If your answer to all three of these questions is “yes”, this episode is for you. Because there’s a new way to write these kinds of full-stack acceptance tests in RSpec, and guest chef Sam Phippen is going to show you how to do it. Enjoy!

Video transcript & code

Today we're talking about testing the full stack of your Rails application, including Javascript, with RSpec.

Since RSpec version 3.7 and Rails 5.1, there is a new sanctioned way of doing this called "system test".

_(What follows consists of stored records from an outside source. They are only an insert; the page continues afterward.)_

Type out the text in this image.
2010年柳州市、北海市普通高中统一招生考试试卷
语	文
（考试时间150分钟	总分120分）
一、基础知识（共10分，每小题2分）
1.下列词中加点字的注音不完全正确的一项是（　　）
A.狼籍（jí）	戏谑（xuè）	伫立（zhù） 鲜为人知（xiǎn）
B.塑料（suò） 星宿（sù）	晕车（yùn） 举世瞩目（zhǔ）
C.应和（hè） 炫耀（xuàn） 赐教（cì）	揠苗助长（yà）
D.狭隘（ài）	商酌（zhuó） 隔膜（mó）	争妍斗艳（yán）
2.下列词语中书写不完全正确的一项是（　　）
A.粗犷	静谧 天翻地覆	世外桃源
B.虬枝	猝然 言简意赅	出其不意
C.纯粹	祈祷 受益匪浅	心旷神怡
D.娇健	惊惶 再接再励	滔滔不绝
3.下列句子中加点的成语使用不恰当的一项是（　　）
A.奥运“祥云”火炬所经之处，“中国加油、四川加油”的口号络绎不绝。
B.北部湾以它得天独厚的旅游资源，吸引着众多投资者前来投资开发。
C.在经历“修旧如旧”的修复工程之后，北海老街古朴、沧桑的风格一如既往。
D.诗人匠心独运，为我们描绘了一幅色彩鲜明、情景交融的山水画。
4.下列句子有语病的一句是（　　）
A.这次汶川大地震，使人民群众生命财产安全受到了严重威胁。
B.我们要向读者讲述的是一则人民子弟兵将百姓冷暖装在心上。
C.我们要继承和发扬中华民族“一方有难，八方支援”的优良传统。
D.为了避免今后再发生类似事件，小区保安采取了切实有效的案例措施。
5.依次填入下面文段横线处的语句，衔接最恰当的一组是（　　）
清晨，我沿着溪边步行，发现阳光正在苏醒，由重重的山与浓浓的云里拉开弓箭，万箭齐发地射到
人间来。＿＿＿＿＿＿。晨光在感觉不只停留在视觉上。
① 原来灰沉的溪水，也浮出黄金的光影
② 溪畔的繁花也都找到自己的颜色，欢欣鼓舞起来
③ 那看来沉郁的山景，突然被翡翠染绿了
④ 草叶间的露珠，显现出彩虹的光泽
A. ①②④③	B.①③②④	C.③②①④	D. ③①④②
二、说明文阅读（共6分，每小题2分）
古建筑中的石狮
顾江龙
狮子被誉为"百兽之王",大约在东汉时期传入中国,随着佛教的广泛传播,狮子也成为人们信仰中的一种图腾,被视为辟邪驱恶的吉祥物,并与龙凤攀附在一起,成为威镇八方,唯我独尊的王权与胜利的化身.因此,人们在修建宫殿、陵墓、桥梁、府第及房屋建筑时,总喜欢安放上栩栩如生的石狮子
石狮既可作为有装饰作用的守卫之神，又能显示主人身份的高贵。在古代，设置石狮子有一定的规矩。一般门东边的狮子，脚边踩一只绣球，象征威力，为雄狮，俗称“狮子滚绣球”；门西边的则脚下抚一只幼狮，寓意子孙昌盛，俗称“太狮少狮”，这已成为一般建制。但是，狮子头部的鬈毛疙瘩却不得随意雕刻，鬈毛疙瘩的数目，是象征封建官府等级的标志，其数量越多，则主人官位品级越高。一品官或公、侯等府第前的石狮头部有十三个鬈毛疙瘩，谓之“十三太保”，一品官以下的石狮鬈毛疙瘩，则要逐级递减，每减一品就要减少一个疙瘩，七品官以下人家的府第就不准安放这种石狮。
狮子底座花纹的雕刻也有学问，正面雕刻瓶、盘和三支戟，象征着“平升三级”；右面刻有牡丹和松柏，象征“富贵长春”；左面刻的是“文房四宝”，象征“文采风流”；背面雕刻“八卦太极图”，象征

Let's start by newing up a rails application

rails new my_app

and adding an RSpec install

gem "rspec-rails", "~> 3.7"

bundle install
bundle exec rails g rspec:install

Now, writing a system test can be done by adding the system type to a spec file:

require 'rails_helper'

RSpec.describe "the home page", type: :system do
it "works" do
visit "/"
end
end

Let's run bundle exec rspec. You'll notice that a Chrome window pops up in the background. This test fails, because we haven't added anything to the root of our website yet.

By default, system tests use Chrome to test your application. They do this because Chrome is a real browser, and so is likely to give you the most accurate feedback on what your users are experiencing.

Let's unpack what's going on in our test a little bit. System tests include all the default Capybara methods. These are the methods that you're used to calling in your feature tests. Let's generate a controller

bundle exec rails g controller home index

and mount it on the root of our site

Rails.application.routes.draw do
get 'home/index'

root to: "home#index"
end

Now, let's modify our test to make an assertion about the page. We'll match against the default page title generated by Rails.

Running our test this time, we can see that it's passed .

require 'rails_helper'

RSpec.describe "the home page", type: :system do
it "works" do
expect(page).to have_content("index")
end
end

We were able to find a page and assert something about it's content!

One thing that's really neat about system tests is that it takes a screenshot when your test fails, and if you're using certain terminals (including iTerm2) it'll print the screenshot on the terminal when the test fails. RSpec also prints the location of the screenshot when the test fails. Let's break our test ,

require 'rails_helper'

RSpec.describe "the home page", type: :system do
it "works" do
expect(page).to have_content("monkey")
end
end

and run it again . You'll notice here in the terminal that we've got a picture, showing us what the page looked like when our test failed.

Have you ever been confused by a failing test, only to finally realize that the element you're looking for isn't showing at all? Screenshots are a great help to debugging in these situations.

But what if I don't want Javascript? I hear you cry. Well, system tests support that too. There are many browser drivers available to you out of the box, using a method called driven by. If you don't want Javascript, you can use the Rack test driver:

require 'rails_helper'

RSpec.describe "the home page", type: :system do
before do
driven_by(:rack_test)
end

it "works" do
visit "/"
end
end

Running this time , you'll notice no browser pops up. Rack test interfaces with your Rails app by making requests and parsing the HTML that comes back. It doesn't execute Javascript at all. If you want to write an integration test that runs against your app, but doesn't need Javascript, this is how I'd recommend doing it. Rack test runs much faster than booting a real browser, and so you'll get some benefit from running like that.

You may be wondering: how does this differ from classic RSpec feature tests? Well, the implementation of feature tests involve a lot of complexity that was invented by RSpec maintainers and was not supported by any official Rails APIs. System tests on the other hand rely on clean APIs exposed by Rails and maintained by the Rails team.

To conclude: system testing is a really easy way to get access to full stack testing of your Rails applications including Javascript. System tests are the future of full-stack testing in Rails applications, and both the RSpec and Rails teams recommend you use them.

And that's it for today. Happy hacking!